- Quel est ce bruit soudain ? dit M. Chat, interrompant sa lecture
- La Diane du matin sonnait dans les casernes, soupire Mme Chat, il est six heures...
- Toujours dans Robert Pinget ? interroge Mme Chat
- Bien sûr, tu sais que j'ai décidé de le relire dans l'ordre chronologique, car
- Et tu en es où ? bâille-t-elle
- en 1952 - année où, juste après Entre Fantoine et Agapa, Pinget publie
Dans Mahu, on sent que Pinget a lu Beckett - Molloy est de 1951. Alors que dans son premier livre, Entre Fantoine et Agapa, on pense plutôt à Michaux et à Max Jacob.
- Max Jacob, ronronne Mme Chat... on retournera à Saint-Benoît-sur-Loire ?
- Je ne sais pas... (M. Chat se renfrogne) depuis que leurs chants grégoriens sont en français...
- (elle persifle) Mon pauvre minou... tu sais que si tu continues, la prochaine fois tu te réincarneras en Philippe Muray ?

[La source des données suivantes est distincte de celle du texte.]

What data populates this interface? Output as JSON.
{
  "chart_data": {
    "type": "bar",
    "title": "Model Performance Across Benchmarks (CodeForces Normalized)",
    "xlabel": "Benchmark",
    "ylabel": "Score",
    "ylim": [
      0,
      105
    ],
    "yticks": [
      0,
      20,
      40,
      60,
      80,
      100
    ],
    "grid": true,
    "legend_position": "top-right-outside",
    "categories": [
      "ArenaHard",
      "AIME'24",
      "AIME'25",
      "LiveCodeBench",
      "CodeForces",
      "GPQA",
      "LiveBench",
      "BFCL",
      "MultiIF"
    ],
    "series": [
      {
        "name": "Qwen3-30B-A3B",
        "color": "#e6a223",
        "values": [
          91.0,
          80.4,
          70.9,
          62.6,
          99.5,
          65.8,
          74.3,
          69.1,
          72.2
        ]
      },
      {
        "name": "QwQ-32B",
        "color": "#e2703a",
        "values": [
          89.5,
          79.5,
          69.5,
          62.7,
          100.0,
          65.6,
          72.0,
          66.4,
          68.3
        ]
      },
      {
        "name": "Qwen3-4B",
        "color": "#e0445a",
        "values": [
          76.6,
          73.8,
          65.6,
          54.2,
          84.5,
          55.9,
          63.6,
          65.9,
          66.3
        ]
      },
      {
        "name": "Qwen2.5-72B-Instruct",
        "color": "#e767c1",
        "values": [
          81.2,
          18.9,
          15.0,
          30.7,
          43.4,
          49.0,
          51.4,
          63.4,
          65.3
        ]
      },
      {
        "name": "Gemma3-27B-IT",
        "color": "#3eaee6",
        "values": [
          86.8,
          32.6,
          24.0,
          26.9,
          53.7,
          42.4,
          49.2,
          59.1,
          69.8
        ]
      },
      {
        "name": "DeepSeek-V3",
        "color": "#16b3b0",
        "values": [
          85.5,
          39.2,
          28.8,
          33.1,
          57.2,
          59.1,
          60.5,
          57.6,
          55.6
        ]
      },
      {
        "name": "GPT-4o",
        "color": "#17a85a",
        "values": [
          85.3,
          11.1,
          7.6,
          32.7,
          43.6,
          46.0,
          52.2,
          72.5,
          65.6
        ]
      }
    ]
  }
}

- (Il la griffe) Plutôt me réincarner en escalope ! En fait je me souviens de cette petite mélodie du dimanche de Pâques (il chantonne)
Dic nobis Maria
Quid vidisti in via...
Wipon de Bourgogne (attr.) - Séquence grégorienne Victimae paschali laudes
- Très joli en effet, mon minou, mais tout ça c'est ta prime jeunesse catholico-trotskyste, c'est du réchauffé plus de saison...Et à propos d'in via, si nous allions marcher un peu ?
Il se dirigent vers le métro - Mais, juste comme ils y parviennent...

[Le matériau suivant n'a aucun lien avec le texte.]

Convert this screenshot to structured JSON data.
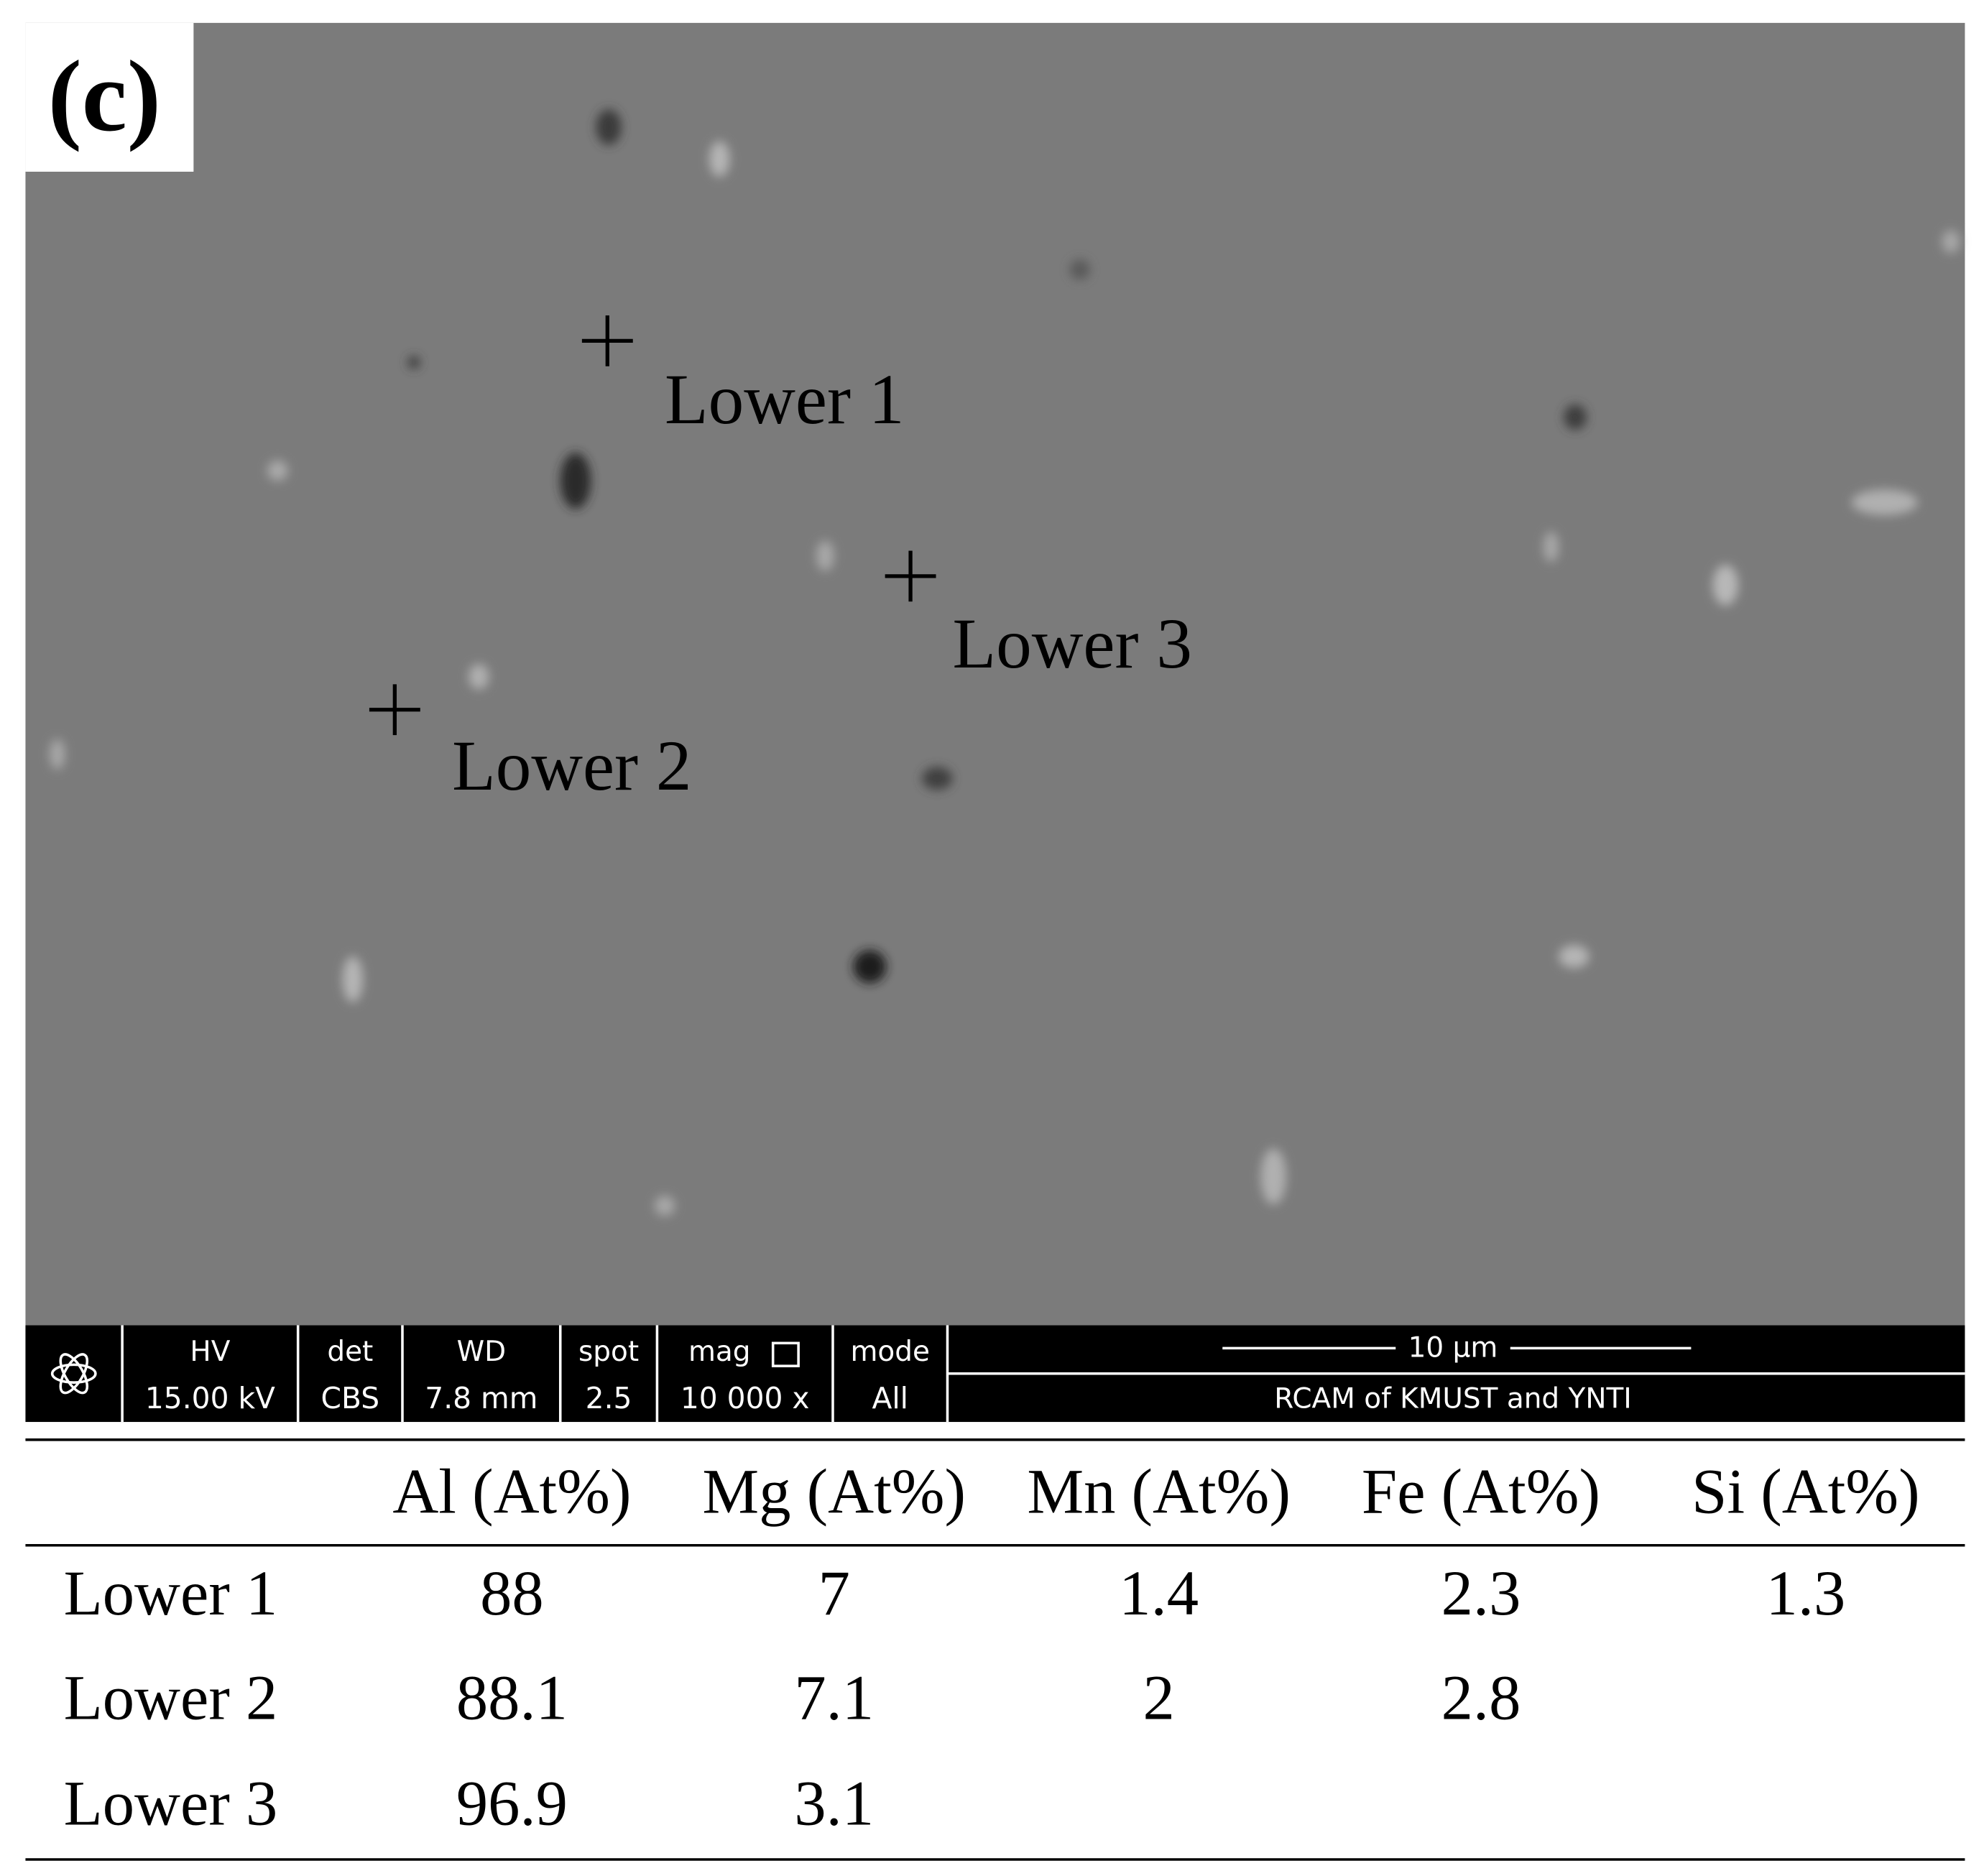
{
  "panel_label": "(c)",
  "image": {
    "annotations": [
      "Lower 1",
      "Lower 2",
      "Lower 3"
    ],
    "info_bar": {
      "fields": [
        {
          "label": "HV",
          "value": "15.00 kV"
        },
        {
          "label": "det",
          "value": "CBS"
        },
        {
          "label": "WD",
          "value": "7.8 mm"
        },
        {
          "label": "spot",
          "value": "2.5"
        },
        {
          "label": "mag",
          "value": "10 000 x"
        },
        {
          "label": "mode",
          "value": "All"
        }
      ],
      "scale_bar": "10 µm",
      "credit": "RCAM of KMUST and YNTI"
    }
  },
  "table": {
    "columns": [
      "Al (At%)",
      "Mg (At%)",
      "Mn (At%)",
      "Fe (At%)",
      "Si (At%)"
    ],
    "rows": [
      {
        "label": "Lower 1",
        "cells": [
          "88",
          "7",
          "1.4",
          "2.3",
          "1.3"
        ]
      },
      {
        "label": "Lower 2",
        "cells": [
          "88.1",
          "7.1",
          "2",
          "2.8"
        ]
      },
      {
        "label": "Lower 3",
        "cells": [
          "96.9",
          "3.1"
        ]
      }
    ]
  }
}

...Ciel ! s'écrie M. Chat Comment ai-je pu oublier que le mois d'Août...
...est le mois des héros - et des pires, les héros à bon marché, ceux qui ne sont de sortie que pour les plus longs congés scolaires...

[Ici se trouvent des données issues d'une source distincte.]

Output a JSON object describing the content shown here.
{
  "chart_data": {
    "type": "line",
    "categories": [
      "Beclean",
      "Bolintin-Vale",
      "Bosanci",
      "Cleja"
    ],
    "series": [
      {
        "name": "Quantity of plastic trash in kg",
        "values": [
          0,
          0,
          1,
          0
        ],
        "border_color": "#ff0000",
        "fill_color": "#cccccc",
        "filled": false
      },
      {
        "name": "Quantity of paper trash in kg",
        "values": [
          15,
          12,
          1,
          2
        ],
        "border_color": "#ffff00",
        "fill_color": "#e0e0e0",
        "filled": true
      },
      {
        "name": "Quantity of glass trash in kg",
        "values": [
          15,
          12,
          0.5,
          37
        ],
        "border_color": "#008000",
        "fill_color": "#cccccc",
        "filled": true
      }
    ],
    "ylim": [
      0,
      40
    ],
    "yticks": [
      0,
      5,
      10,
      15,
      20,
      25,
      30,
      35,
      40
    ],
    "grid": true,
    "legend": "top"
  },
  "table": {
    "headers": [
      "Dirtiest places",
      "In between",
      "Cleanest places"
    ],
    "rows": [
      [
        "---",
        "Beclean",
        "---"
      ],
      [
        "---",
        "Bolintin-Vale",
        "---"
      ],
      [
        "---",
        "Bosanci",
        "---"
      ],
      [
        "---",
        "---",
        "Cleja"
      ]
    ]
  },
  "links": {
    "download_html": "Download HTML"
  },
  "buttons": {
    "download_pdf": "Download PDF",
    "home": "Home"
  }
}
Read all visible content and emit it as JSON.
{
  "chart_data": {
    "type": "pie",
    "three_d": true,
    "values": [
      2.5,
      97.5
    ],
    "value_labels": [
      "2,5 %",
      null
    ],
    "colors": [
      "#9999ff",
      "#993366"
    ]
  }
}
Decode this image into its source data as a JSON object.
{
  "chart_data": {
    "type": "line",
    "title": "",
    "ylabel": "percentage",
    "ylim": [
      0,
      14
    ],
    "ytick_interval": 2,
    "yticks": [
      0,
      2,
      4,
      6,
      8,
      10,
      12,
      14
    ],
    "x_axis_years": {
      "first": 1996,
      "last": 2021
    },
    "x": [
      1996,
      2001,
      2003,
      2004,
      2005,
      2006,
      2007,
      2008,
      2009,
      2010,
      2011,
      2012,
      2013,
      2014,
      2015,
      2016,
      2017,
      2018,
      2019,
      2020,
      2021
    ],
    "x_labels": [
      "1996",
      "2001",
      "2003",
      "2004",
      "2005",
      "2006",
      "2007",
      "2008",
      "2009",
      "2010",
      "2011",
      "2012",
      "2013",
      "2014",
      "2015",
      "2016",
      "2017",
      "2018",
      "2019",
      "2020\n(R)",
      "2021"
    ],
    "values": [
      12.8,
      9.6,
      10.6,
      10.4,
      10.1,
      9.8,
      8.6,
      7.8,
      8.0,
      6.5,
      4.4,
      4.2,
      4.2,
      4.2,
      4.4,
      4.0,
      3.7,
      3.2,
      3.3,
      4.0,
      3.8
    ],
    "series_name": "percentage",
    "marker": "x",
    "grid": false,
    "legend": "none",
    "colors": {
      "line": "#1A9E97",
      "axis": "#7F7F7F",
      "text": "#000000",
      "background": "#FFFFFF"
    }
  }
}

Tous deux se blotissent contre le mur tandis que les premiers salariés matinaux descendent l'escalier, bombant le torse dès qu'ils ont vu l'affiche, rentrant le ventre, les maxillaires saillants et le poignet crispé sur un désintégrateur heureusement inexistant - on les sent prêts à rugir, aujourd'hui la concurrence n'aura qu'à bien se tenir...
- Ces images ont un incroyable pouvoir de suggestion, murmure M. Chat, elle font appel aux couches les plus archaïques du cerveau reptilien, et justement le salarié mal réveillé...
Il n'a pas le temps de terminer, trois guerriers bottés de cuir noir le piétinent au passage - prudent, il ne moufte pas.
Mme Chat le déplie, le relève et l'époussète, puis le traîne jusqu'au quai. Là, ils lèvent les yeux... et se figent, tétanisés jusqu'au dernier poil.
Enfer ! éructe M. Chat, comment avons-nous pu nous laisser surprendre ainsi, tu sais bien que le mois d'août est le mois...
...des bonnes causes, et des plus menaçantes, les causes à bas prix, celles qui profitent des tarifs de l'affichage ? Ferme les yeux ! Les paralogismes de ces slogans sont encore plus destructeurs pour l'équilibre mental que le leveraged buy-out pour l'économie réelle... (il la secoue mais elle ne réagit pas - les yeux fixes et vitreux elle répète sans cesse je veux donner... je veux être bénévole...)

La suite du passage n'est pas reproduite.